Hi guys. I started a support group on Facebook for anyone that suffers from bile salt malabsorption. https://m.facebook.com/groups/176952655839795?ref=bookmark&__user=789734461 feel free to join this growing group

I have my gallbladder complete with 13mm stone. My doc won't entertain my having the GB out as it will cause my chronic Diverticulitis to explode!

Having read this board I am glad that I am suffering minimal pain. I agree with not taking out the GB but I don;t know about removing stones! The gallbladder shrinks and expands all the time so stitches would bot be a viable option.

Kidney stones are made up of different stuff to the cholesterol that gallstones are. You can pass a kidney stone out, gallstones get stuck in the bile ducts, one of mine was and it was not pleasant. They can also get into the pancreas and then you are in real trouble. My stones were caused by taking Levothyroxine for an underactive thyroid and now my colon is full of divertcular things.

Thanks for posting the link, i have applied ot join. i'm not suffering from this but I still have my GB and a stone so you never know.

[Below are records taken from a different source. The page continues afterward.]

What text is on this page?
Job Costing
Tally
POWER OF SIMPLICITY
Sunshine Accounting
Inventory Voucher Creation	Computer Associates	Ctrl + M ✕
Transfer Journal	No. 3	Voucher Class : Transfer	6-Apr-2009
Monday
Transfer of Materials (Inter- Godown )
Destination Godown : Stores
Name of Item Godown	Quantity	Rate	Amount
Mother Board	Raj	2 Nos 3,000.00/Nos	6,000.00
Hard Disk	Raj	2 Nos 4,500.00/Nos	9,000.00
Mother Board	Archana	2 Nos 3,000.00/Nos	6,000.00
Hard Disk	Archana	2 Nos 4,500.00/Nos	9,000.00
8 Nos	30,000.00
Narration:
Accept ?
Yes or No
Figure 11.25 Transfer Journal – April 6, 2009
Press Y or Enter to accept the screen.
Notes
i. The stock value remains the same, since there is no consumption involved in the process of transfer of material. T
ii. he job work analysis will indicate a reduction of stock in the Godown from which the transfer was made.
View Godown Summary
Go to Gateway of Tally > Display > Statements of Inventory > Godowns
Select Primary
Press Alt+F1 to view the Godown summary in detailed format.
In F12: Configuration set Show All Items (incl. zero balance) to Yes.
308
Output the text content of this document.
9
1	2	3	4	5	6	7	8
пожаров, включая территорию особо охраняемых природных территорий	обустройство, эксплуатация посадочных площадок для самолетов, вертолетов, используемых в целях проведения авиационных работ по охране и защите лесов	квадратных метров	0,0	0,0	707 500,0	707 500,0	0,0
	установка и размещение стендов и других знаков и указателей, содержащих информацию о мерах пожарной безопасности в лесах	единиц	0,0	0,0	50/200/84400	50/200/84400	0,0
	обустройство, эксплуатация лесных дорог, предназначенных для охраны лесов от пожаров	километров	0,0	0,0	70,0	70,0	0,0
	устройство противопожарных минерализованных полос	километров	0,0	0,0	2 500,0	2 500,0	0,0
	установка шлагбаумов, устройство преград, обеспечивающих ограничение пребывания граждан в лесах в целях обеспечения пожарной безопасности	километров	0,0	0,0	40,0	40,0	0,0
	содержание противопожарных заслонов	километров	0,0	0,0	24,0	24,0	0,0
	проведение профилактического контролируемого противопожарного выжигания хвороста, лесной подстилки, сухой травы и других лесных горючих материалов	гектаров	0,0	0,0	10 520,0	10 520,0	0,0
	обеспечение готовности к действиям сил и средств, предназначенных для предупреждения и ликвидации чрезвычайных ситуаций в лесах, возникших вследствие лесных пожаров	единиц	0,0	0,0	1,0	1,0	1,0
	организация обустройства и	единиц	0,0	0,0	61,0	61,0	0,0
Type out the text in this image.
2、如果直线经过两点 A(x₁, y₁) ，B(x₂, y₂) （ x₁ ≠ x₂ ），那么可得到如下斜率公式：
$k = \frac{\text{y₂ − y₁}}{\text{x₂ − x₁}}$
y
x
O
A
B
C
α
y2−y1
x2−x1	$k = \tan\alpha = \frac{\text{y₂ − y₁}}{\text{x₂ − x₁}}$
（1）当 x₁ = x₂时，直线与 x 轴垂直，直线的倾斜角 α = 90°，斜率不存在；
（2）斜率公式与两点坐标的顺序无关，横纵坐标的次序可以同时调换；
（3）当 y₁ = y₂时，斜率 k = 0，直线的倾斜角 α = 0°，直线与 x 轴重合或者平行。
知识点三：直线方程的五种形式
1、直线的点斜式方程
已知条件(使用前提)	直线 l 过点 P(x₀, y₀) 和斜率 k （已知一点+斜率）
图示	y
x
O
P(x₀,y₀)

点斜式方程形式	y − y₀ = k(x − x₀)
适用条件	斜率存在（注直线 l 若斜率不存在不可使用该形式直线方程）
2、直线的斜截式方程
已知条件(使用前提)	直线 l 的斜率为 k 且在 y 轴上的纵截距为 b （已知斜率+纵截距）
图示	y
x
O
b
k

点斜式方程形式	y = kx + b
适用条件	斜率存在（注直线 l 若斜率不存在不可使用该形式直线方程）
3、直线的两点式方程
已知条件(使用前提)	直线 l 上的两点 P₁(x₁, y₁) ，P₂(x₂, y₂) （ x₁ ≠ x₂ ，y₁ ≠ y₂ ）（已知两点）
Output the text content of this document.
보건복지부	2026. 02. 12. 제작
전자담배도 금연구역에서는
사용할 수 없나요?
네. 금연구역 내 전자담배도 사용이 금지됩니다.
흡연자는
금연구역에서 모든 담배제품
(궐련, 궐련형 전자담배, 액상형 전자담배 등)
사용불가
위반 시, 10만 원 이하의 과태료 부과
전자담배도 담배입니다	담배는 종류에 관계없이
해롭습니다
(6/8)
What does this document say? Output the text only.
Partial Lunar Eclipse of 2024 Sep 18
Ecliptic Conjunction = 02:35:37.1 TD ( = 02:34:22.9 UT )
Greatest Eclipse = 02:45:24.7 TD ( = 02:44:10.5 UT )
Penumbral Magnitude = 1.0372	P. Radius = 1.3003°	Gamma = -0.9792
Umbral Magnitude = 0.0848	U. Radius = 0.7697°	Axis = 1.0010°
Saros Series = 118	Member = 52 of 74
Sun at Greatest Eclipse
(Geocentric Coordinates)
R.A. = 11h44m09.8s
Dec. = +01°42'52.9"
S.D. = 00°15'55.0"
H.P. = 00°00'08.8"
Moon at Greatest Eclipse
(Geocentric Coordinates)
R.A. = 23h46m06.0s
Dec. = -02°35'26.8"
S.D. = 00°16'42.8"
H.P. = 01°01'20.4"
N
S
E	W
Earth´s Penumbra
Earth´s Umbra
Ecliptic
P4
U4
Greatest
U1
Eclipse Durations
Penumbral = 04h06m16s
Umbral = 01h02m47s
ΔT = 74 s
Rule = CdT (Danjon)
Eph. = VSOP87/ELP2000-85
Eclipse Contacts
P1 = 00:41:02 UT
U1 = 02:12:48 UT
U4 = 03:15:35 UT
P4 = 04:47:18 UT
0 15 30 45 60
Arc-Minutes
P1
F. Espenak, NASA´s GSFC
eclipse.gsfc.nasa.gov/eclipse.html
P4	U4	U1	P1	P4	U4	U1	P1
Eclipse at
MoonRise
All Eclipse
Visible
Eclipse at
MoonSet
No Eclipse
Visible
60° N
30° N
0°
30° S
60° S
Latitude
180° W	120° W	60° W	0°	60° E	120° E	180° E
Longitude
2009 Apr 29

I have suffered tremendously for five years but suffered mildly for about fifteen prior. Five years ago is when I had my gallbladder removed I was going fifteen times a day and it was pure liquid. I live in the US and they do not do the SeHCAT test here. I've done a lot of my own research since most doctors do not diagnose Primary Bile Acid Malabsorption and just say it's IBS. I started on Questran but it did not help that much and made me sick because of it being a powder. I now take Colestid (Colestipol) or Welchol (Colesevelam HCI) up to 12 pills a day. Because these meds absorb vitamins I take Vitamin A, K, D with Calcium and iron (which are all supposed to make you constipated). I recently added a pain killer that causes constipation. Since most of the pain I was having with the diarrhea was from my bowels spamming I take a mild muscle relaxer. So far this is the best I've come up with but my condition seems to worsen with time. With all these meds that would constipate a normal person for a month I still have bowl movements three times a day but they are not completely diarrhea because of the meds.

The light at the end of the tunnel for me is that they think our condition comes from a lack of a hormone FGF19. http://www.interceptpharma.com/pdf/2013_DDW_Walters_OBADIAH_Final.pdf

They have created a drug that should be on the market in about two years or so that has shown to treat this condition in trials. http://ir.interceptpharma.com/releasedetail.cfm?ReleaseID=765923

There is a possibility that the drug will be marketed to treat overweight people which leads me to believe lacking this hormone is causing the added weight I've been carrying.

I hope this information is helpful. I know this is an everyday struggle that forces me to find acceptance more and more every day. It amazes me how not alone we are.